Celui-ci n'est pas achevé. On dit le corps du Roi rongé par la maladie. Mais son énergie et sa volonté de survivre sont grandes et ceux qui, comme moi, l'ont vu recevoir à la Cour, dans la galerie des glaces de Versailles, les ambassadeurs savent que son esprit gouverne à sa chair et qu'il régnera en souverain absolu autant que Dieu le lui permettra.

Voilà pourquoi, Illustrissimes Seigneuries, je crois utile de vous envoyer cette Relation particulière écrite à partir des copies des pièces que Nicolas Gabriel de La Reynie avait fait établir à l'insu du Roi.

Je suis en possession de ces copies, et je le dois à l'amitié que me portait le lieutenant général de police, lequel me savait capable de n'en user qu'après sa mort, et avec discrétion.
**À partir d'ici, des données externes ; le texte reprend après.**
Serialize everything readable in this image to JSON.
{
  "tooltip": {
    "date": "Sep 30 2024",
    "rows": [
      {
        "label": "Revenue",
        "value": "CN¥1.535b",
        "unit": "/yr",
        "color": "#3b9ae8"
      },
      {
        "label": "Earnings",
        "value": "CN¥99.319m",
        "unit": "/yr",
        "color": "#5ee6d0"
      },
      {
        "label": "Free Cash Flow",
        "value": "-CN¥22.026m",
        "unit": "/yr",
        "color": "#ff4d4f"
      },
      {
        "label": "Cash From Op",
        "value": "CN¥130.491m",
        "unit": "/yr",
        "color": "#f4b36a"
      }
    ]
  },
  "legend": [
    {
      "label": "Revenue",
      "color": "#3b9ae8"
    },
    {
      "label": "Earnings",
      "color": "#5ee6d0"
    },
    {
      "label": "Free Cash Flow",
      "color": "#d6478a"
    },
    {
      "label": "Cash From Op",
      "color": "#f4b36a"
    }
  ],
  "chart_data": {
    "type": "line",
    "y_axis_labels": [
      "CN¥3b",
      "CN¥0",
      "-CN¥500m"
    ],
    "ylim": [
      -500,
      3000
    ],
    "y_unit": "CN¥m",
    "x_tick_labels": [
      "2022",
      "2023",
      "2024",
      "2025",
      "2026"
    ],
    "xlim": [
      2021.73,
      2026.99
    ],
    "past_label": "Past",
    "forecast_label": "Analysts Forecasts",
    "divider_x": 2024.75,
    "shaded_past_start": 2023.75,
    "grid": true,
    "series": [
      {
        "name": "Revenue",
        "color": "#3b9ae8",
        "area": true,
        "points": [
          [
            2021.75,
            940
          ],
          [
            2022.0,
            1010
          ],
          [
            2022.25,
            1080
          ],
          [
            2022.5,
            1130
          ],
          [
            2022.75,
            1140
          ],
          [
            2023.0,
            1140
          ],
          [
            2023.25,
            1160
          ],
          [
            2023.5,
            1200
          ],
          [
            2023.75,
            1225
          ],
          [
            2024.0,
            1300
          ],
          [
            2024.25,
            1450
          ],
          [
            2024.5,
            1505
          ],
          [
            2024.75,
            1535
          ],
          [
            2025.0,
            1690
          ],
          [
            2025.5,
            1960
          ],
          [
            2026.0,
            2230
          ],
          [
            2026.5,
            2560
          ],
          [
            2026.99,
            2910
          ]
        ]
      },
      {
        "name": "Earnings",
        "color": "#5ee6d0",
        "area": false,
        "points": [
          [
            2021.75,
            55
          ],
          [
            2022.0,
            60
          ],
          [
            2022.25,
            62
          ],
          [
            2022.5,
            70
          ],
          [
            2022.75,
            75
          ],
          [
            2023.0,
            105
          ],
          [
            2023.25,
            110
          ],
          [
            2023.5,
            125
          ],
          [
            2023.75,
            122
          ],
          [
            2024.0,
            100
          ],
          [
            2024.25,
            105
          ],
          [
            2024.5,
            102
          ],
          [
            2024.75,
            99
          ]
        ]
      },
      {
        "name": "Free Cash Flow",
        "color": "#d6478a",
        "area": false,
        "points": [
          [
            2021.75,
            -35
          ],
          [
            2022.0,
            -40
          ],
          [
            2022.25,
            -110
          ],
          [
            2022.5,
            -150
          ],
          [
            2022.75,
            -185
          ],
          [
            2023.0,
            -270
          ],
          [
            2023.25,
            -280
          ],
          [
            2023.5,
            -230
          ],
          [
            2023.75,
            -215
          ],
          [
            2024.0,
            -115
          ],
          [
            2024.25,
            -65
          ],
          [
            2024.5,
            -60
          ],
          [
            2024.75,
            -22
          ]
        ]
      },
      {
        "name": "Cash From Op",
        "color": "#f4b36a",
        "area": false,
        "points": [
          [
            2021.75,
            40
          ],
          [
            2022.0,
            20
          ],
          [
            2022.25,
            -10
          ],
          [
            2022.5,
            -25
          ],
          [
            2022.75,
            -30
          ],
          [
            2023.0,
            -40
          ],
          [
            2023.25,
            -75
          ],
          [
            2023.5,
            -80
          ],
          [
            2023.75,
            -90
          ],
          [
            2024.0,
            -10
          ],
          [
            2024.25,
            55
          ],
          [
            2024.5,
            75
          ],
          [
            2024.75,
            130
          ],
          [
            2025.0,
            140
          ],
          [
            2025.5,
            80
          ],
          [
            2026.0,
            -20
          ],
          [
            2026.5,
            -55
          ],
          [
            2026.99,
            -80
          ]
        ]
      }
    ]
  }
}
Le courrier qui vous remettra ma Relation particulière empruntera pour se rendre à Venise des chemins détournés. La cour de France entretient en effet une nuée d'espions, laquais, gentilshommes, argousins, prêtres chargés de rapporter tout ce qui se dit et se trame à Versailles et à Paris.

Les ambassadeurs n'échappent pas à cette surveillance et leurs lettres sont souvent décachetées sans vergogne – et même sans précaution ou volonté de le dissimuler – par le « Cabinet noir » qui rend compte chaque jour au Roi de la teneur des correspondances saisies.

Je ne pouvais prendre le risque de voir cette Relation particulière violée par les hommes du Cabinet noir et portée à la connaissance de Sa Majesté.

Le courrier auquel je la confie est homme de confiance et d'expérience.

Après avoir lu cette Relation particulière, vos Illustrissimes Seigneuries découvriront quelques-uns des secrets les plus enfouis du règne de Sa Majesté Louis XIV. Ces faits ont pesé et pèseront sur le destin de la monarchie française.